Empirical Validation and Insights

Empirical scrutiny across six sensor datasets validates the prowess of HiSS, showcasing an unequivocal enhancement in prediction accuracy. Moreover, the research explores the model's compatibility with existing data-filtering techniques and its scalability to smaller datasets, affirming its adaptability and efficiency.

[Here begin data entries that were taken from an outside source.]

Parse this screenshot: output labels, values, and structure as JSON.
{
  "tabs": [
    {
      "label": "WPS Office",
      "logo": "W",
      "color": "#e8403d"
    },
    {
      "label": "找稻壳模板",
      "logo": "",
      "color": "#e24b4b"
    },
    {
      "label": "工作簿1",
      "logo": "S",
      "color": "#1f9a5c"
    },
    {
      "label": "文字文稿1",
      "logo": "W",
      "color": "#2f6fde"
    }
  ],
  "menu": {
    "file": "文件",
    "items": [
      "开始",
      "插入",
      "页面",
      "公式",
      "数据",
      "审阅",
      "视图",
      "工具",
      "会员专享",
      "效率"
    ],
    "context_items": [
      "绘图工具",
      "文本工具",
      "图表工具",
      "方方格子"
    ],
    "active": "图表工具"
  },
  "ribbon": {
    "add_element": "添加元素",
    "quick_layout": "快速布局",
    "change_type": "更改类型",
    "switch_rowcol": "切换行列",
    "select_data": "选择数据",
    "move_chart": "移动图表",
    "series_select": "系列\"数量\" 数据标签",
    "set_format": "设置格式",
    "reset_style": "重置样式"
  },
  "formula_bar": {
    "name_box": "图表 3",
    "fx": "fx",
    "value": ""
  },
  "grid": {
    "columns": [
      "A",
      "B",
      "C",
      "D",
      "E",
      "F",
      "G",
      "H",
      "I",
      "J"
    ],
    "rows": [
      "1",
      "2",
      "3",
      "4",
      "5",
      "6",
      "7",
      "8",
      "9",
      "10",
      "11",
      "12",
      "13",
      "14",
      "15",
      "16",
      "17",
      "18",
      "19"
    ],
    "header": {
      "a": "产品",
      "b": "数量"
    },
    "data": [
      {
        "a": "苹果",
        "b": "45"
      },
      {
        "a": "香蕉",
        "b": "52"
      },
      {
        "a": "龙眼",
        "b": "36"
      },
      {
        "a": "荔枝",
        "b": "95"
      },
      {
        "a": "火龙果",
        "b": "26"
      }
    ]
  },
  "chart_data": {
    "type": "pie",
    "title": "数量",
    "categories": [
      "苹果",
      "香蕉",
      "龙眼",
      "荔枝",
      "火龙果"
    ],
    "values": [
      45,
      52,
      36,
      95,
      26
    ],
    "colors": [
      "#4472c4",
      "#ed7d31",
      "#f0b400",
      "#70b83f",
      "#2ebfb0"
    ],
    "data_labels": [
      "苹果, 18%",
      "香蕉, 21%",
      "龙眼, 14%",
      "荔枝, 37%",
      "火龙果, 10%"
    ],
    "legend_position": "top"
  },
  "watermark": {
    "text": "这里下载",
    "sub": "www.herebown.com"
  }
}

Theoretical and Practical Implications

The HiSS model introduces a paradigm shift in approach towards continuous sequence prediction tasks, emphasizing the utility of hierarchical temporal processing. Theoretically, it underscores the potential of tailored architectures in managing the complexities of sequential sensor data. Practically, its efficacy in dealing with data-dependant drift, noise, and other sensor-specific challenges holds promising implications for domains requiring real-time analysis of sensory data, such as robotics, medical diagnostics, and environmental monitoring.

Future Directions and Conclusion

Despite its notable achievements, HiSS, as a harbinger in the domain of continuous sequence prediction, opens avenues for further exploration. Determining optimal chunk sizes and extending the model to encompass a broader range of sensors are potential directions for future research. By pushing the boundaries of what's achievable in continuous sequence prediction, HiSS not only sets a new benchmark but also paves the way for more nuanced and sophisticated approaches to understanding and predicting the physical world through sensor data.